His daughters looked at one another—even Harriet observing a grave respect No one spoke, or took outward notice of the circumstance; but from that time the subject of much secret conjecture was set at rest, and Agatha was called by every one “Mrs. Harper.”
During the somewhat awkward quarter of an hour that followed, in which the chief conversation was sustained by “the Squire,” and occasionally by Nathanael—Mrs. Dugdale having vanished—the young girl observed her two sisters-in-law. Neither struck her fancy particularly, perhaps because there was nothing particular to strike it. The Misses Harper were, like most female branches of “county families,” vegetating on their estates from generation to generation in uninterrupted gentility and uniformity. Of the two, Agatha liked Mary best; for there was great goodnature shining through her fearless plainness—a sort of placid acknowledgment of the fact that she was born for usefulness, not ornament. Eulalie, on the contrary, carried in her every gesture a disagreeable self-consciousness, which testified to her long assumption of one character—the beauty of the family. Despite Agatha's admiration of handsome women in general, she and the youngest Miss Harper eyed one another uncomfortably, as if sure from the first that they shall never like one another.
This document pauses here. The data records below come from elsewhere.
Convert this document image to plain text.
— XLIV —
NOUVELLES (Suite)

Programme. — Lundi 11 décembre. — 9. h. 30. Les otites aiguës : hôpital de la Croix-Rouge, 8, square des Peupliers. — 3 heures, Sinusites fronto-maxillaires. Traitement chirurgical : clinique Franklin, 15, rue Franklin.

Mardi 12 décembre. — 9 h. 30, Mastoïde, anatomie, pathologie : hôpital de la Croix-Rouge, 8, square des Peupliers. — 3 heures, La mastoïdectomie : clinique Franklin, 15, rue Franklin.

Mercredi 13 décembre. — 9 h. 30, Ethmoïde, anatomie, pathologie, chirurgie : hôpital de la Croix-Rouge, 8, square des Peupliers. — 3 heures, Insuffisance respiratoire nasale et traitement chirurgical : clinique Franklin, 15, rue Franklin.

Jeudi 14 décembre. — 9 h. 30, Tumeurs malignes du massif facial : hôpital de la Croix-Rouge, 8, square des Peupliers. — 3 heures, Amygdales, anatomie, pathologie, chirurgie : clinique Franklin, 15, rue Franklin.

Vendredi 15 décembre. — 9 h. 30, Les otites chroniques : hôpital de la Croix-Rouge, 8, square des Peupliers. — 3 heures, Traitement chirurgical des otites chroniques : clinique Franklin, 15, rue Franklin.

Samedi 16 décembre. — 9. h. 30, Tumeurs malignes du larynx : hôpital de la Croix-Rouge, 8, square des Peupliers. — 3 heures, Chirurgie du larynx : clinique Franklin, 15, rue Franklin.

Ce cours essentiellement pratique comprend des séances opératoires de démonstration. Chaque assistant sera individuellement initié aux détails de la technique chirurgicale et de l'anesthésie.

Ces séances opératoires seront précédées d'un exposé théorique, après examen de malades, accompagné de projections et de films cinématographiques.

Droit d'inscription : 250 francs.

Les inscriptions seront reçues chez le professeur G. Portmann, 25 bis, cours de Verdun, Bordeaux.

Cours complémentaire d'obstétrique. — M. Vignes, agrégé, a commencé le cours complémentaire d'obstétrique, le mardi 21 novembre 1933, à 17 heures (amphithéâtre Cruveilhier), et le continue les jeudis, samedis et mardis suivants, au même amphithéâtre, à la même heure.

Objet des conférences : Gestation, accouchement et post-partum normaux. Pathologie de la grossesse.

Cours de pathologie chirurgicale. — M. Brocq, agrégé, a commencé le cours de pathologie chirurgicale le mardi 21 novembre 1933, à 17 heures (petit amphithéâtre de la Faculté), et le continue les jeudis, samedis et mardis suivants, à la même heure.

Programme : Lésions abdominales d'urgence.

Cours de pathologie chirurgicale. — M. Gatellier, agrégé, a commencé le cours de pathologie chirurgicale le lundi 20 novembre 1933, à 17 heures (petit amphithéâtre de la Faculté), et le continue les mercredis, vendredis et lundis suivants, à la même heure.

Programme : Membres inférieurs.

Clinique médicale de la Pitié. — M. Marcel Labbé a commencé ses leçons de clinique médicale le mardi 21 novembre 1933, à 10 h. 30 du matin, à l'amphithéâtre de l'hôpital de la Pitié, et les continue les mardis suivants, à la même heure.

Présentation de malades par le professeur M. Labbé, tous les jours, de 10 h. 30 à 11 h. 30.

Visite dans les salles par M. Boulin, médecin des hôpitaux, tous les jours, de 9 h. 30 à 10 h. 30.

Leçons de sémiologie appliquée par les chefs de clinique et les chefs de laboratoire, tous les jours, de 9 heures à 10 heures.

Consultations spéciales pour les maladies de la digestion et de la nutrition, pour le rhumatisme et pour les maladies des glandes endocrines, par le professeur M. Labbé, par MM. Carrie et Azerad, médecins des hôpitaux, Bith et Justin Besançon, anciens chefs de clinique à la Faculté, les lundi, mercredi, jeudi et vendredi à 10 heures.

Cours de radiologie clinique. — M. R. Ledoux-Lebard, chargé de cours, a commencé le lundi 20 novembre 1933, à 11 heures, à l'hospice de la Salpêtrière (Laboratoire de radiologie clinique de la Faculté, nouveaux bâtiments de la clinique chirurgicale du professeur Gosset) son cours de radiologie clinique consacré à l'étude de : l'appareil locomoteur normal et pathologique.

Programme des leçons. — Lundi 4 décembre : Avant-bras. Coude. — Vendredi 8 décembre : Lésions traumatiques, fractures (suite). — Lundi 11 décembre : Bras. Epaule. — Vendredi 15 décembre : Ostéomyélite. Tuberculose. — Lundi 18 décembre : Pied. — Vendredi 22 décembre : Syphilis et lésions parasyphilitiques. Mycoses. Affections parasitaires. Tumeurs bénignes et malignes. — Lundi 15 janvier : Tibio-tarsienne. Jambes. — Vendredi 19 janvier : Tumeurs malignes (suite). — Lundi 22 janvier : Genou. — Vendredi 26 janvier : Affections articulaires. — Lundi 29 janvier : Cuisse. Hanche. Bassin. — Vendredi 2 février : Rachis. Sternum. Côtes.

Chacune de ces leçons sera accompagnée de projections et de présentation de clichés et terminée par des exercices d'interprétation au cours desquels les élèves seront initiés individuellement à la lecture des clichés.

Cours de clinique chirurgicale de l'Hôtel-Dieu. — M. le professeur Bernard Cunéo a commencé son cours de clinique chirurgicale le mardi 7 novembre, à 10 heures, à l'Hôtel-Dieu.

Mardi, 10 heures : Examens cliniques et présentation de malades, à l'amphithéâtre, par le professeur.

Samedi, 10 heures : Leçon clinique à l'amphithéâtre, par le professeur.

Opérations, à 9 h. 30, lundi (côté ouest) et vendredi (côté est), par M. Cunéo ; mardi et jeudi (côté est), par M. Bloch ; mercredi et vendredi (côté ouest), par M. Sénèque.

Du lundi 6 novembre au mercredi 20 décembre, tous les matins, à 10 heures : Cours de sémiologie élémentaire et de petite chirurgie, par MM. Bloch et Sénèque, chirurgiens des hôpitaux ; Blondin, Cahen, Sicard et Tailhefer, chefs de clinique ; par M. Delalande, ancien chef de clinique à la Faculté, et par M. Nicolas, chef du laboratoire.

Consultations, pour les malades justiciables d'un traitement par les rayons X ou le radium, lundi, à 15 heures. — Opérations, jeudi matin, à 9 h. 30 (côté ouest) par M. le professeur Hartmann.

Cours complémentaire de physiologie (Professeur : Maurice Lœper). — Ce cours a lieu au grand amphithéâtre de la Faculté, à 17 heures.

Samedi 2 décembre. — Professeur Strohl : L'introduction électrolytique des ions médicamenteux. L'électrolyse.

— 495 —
All this while Nathanael spoke but little to his wife, apparently leaving her to nestle down at her own will among his family. But he kept continually near her, within reach of a word or glance, had she given him either; and she more than once felt his look of grave tenderness reading her very soul. She could not think why, in spite of all his efforts to the contrary, he should be continually so serious, while she was quite ready to be happy and at ease.
There was one thing, however, which gave her keen satisfaction—the great honour in which her husband was evidently held by his family.
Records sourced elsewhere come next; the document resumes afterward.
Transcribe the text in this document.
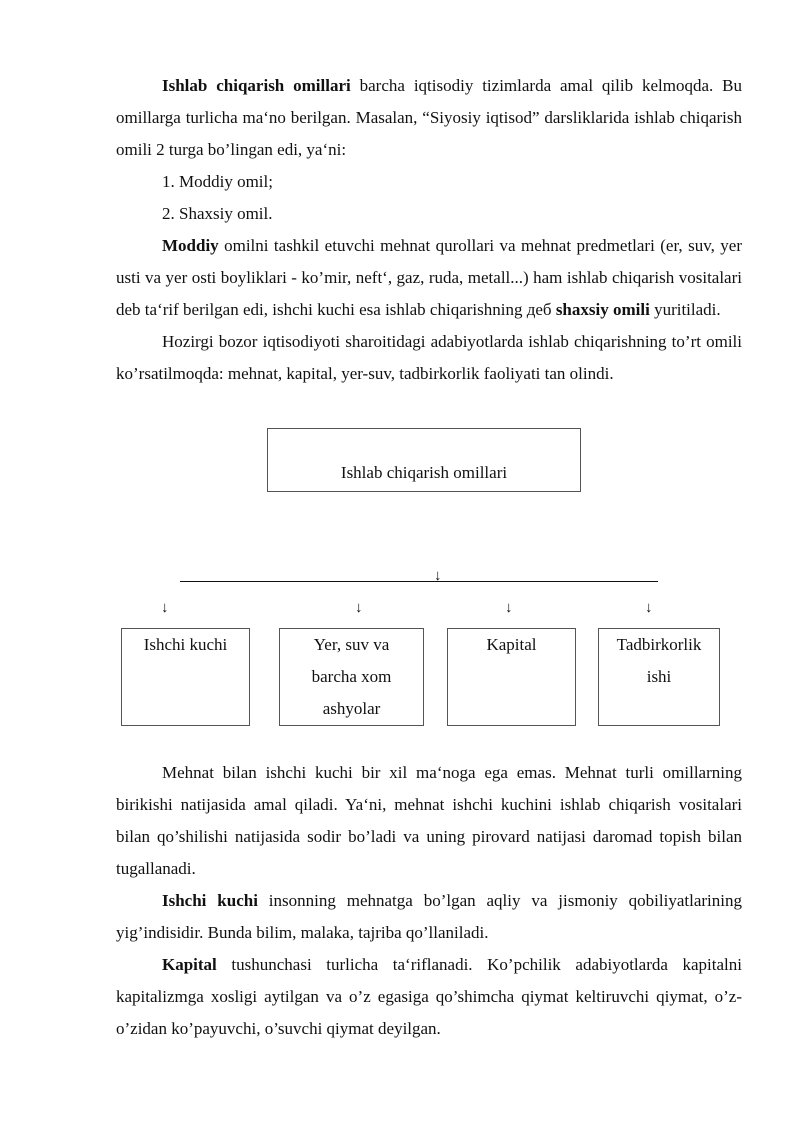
Ishlab chiqarish omillari barcha iqtisodiy tizimlarda amal qilib kelmoqda. Bu omillarga turlicha ma‘no berilgan. Masalan, “Siyosiy iqtisod” darsliklarida ishlab chiqarish omili 2 turga bo’lingan edi, ya‘ni:

1. Moddiy omil;

2. Shaxsiy omil.

Moddiy omilni tashkil etuvchi mehnat qurollari va mehnat predmetlari (er, suv, yer usti va yer osti boyliklari - ko’mir, neft‘, gaz, ruda, metall...) ham ishlab chiqarish vositalari deb ta‘rif berilgan edi, ishchi kuchi esa ishlab chiqarishning деб shaxsiy omili yuritiladi.

Hozirgi bozor iqtisodiyoti sharoitidagi adabiyotlarda ishlab chiqarishning to’rt omili ko’rsatilmoqda: mehnat, kapital, yer-suv, tadbirkorlik faoliyati tan olindi.

Ishlab chiqarish omillari
↓
↓	↓	↓	↓
Ishchi kuchi	Yer, suv va
barcha xom
ashyolar
Kapital	Tadbirkorlik
ishi

Mehnat bilan ishchi kuchi bir xil ma‘noga ega emas. Mehnat turli omillarning birikishi natijasida amal qiladi. Ya‘ni, mehnat ishchi kuchini ishlab chiqarish vositalari bilan qo’shilishi natijasida sodir bo’ladi va uning pirovard natijasi daromad topish bilan tugallanadi.

Ishchi kuchi insonning mehnatga bo’lgan aqliy va jismoniy qobiliyatlarining yig’indisidir. Bunda bilim, malaka, tajriba qo’llaniladi.

Kapital tushunchasi turlicha ta‘riflanadi. Ko’pchilik adabiyotlarda kapitalni kapitalizmga xosligi aytilgan va o’z egasiga qo’shimcha qiymat keltiruvchi qiymat, o’z-o’zidan ko’payuvchi, o’suvchi qiymat deyilgan.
Very soon a heterogeneous post-prandial repast was announced for the benefit of the travellers; to which Mr. Harper graciously bade them retire—even leading his daughter-in-law to the dining-room door.
“He'll not come further in,” whispered Mrs. Dugdale, who made herself most active about Agatha. “You arrived at seven, and my father would as soon think of changing his six o'clock dinner hour as he would of changing his politics; for all Duke says to the contrary.”
Agatha was not sorry, since the idea of dining under the elaborate kindness and dignified courtliness of old Mr. Harper was rather alarming. Besides, she was so hungry!
The moment her father-in-law had closed the door, the sisters came gathering like bees round herself and her husband, Mary busy over every possible physical want, Harrie, sitting at, or rather, on the table. She had a wild and not ungraceful way of throwing herself about—rattling on like a very Major Harper in petticoats, and flinging away bon mots and witty sayings enough to make the fortune of many a “wonderfully clever woman,”—the very last character which this light-spirited country-lady would probably have imagined her own. For Eulalie, she had relaxed into a few words, and fewer smiles, the quality of neither being of sufficient value to make one regret the quantity. Nobody minded her much but Mary, who was motherly, kind, and reverential always to the inane beauty.
Such were Agatha's first impressions of her new sisters. With a shyness not unnatural she had taken little notice of her husband. He had chatted among his sisters, with whom he seemed very popular: but always in the intervals of talk the pale, grave, tired look came over him.